SBC's DSL service is co-branded with Yahoo and marketed heavily throughout the Web portal. SBC pays Yahoo a percentage of the fees paid by every access customer, while Yahoo shares advertising and e-commerce revenues. Analysts said they are still trying to figure out whether SBC's partnership with Yahoo played a significant factor in SBC's quarterly uptick.
"It seems to speak well (of) partnering with a strong Internet and content brand like Yahoo," Jim Penhune, an analyst at research firm Strategy Analytics, said about SBC. "The flipside is what they give up in terms of revenue and income. They may have captured more customers, but they are presumably sharing the wealth by having an outside partner."
Meanwhile, on the other side of the broadband fence, Comcast maintained its sizable lead against its rivals.
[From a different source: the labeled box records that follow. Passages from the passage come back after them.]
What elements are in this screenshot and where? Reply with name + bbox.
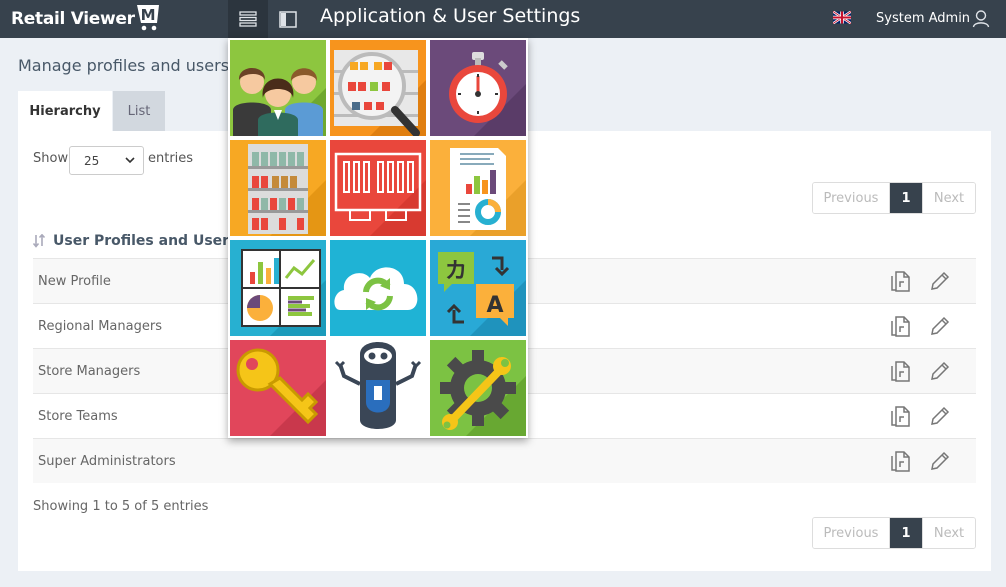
menu-tile-translations[interactable]: カ A bbox=[430, 240, 526, 336]
apps-menu-button[interactable] bbox=[228, 0, 268, 38]
menu-tile-floor-plan[interactable] bbox=[330, 140, 426, 236]
table-row[interactable]: Super Administrators bbox=[33, 438, 976, 483]
edit-pencil-icon[interactable] bbox=[929, 315, 951, 337]
tab-list[interactable]: List bbox=[113, 91, 165, 131]
sort-icon bbox=[33, 234, 46, 248]
page-size-select[interactable]: 25 bbox=[69, 146, 144, 175]
sidebar-toggle-button[interactable] bbox=[268, 0, 308, 38]
stopwatch-icon bbox=[430, 40, 526, 136]
sidebar-panel-icon bbox=[279, 10, 297, 28]
settings-gear-icon bbox=[430, 340, 526, 436]
menu-tile-planograms[interactable] bbox=[230, 140, 326, 236]
menu-tile-users[interactable] bbox=[230, 40, 326, 136]
copy-document-icon[interactable] bbox=[889, 314, 911, 338]
top-bar: Retail Viewer M Application & User Setti… bbox=[0, 0, 1006, 38]
section-header[interactable]: User Profiles and Users bbox=[33, 233, 237, 249]
magnifier-shelf-icon bbox=[330, 40, 426, 136]
edit-pencil-icon[interactable] bbox=[929, 270, 951, 292]
menu-tile-dashboard[interactable] bbox=[230, 240, 326, 336]
svg-text:A: A bbox=[486, 293, 503, 318]
menu-tile-settings[interactable] bbox=[430, 340, 526, 436]
users-group-icon bbox=[230, 40, 326, 136]
apps-menu-dropdown: カ A bbox=[228, 38, 528, 438]
profile-name: Super Administrators bbox=[38, 453, 176, 469]
profile-name: Regional Managers bbox=[38, 318, 162, 334]
copy-document-icon[interactable] bbox=[889, 449, 911, 473]
table-info: Showing 1 to 5 of 5 entries bbox=[33, 499, 209, 514]
section-title: User Profiles and Users bbox=[53, 233, 238, 249]
menu-tile-licensing[interactable] bbox=[230, 340, 326, 436]
brand-name: Retail Viewer bbox=[11, 9, 135, 29]
edit-pencil-icon[interactable] bbox=[929, 405, 951, 427]
page-title: Manage profiles and users bbox=[18, 56, 230, 75]
app-title: Application & User Settings bbox=[320, 5, 581, 27]
copy-document-icon[interactable] bbox=[889, 269, 911, 293]
profile-name: Store Teams bbox=[38, 408, 118, 424]
dashboard-charts-icon bbox=[230, 240, 326, 336]
view-tabs: Hierarchy List bbox=[18, 91, 165, 131]
report-document-icon bbox=[430, 140, 526, 236]
user-profile-icon[interactable] bbox=[972, 9, 990, 32]
entries-label: entries bbox=[148, 151, 194, 166]
tab-hierarchy[interactable]: Hierarchy bbox=[18, 91, 112, 131]
menu-tile-automation[interactable] bbox=[330, 340, 426, 436]
translate-icon: カ A bbox=[430, 240, 526, 336]
user-name[interactable]: System Admin bbox=[876, 11, 970, 26]
previous-page-button[interactable]: Previous bbox=[813, 183, 890, 213]
store-shelves-icon bbox=[230, 140, 326, 236]
profile-name: New Profile bbox=[38, 273, 111, 289]
brand-logo[interactable]: Retail Viewer M bbox=[11, 4, 162, 34]
menu-tile-sync[interactable] bbox=[330, 240, 426, 336]
chevron-down-icon bbox=[125, 157, 135, 164]
cloud-sync-icon bbox=[330, 240, 426, 336]
edit-pencil-icon[interactable] bbox=[929, 450, 951, 472]
uk-flag-icon[interactable] bbox=[832, 10, 852, 25]
key-icon bbox=[230, 340, 326, 436]
next-page-button[interactable]: Next bbox=[922, 183, 975, 213]
page-number-button[interactable]: 1 bbox=[890, 518, 922, 548]
floor-plan-icon bbox=[330, 140, 426, 236]
brand-mark: M bbox=[140, 6, 155, 24]
svg-text:カ: カ bbox=[445, 259, 467, 284]
show-label: Show bbox=[33, 151, 69, 166]
pagination-bottom: Previous 1 Next bbox=[812, 517, 976, 549]
list-menu-icon bbox=[239, 11, 257, 27]
edit-pencil-icon[interactable] bbox=[929, 360, 951, 382]
previous-page-button[interactable]: Previous bbox=[813, 518, 890, 548]
next-page-button[interactable]: Next bbox=[922, 518, 975, 548]
copy-document-icon[interactable] bbox=[889, 404, 911, 428]
menu-tile-shelf-inspection[interactable] bbox=[330, 40, 426, 136]
menu-tile-timing[interactable] bbox=[430, 40, 526, 136]
profile-name: Store Managers bbox=[38, 363, 141, 379]
copy-document-icon[interactable] bbox=[889, 359, 911, 383]
cart-logo-icon: M bbox=[136, 2, 162, 37]
pagination-top: Previous 1 Next bbox=[812, 182, 976, 214]
robot-icon bbox=[330, 340, 426, 436]
menu-tile-reports[interactable] bbox=[430, 140, 526, 236]
page-number-button[interactable]: 1 bbox=[890, 183, 922, 213]
page-size-value: 25 bbox=[84, 153, 100, 168]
The nation's largest cable network reported 350,000 new cable broadband subscribers, compared with Time Warner Cable's disappointing 170,000, Cox Communications' 112,452, Cablevision Systems' 82,700 and Charter Communications' 76,700.
Cable companies claimed that their results, which analysts said came below expectations--with the exception of Comcast--were the result of seasonal factors, such as disconnects from college subscribers. Although it's true that the second quarter is usually slow, Comcast's momentum raises questions about why others disappointed.
Some of this may be due to Comcast's aggressive promoting to customers in the markets of its recently acquired AT&T Broadband.
"There are unique things happening with Comcast," said Mark May, an equity analyst at Kaufman Bros. "They are able to offset competitive pressures and seasonality by increasing their footprint in AT&T markets."
Despite the disappointing quarter for most cable companies, the industry continues to show more inroads into households than does DSL. Numerous DSL price-cut promotions over the quarter highlighted the Baby Bells' determination not to lose more ground to cable companies that are stealing away coveted voice customers.
That's not to say consumers will be seeing price cuts on their cable bills any time soon. Cable's lead in the household remains steady.
"The cable operators so far haven't taken the bait to do price cuts on their own," Strategy Analytics' Penhune said. "I still think they don't have to do it yet and want to maintain their margins for as long as they can."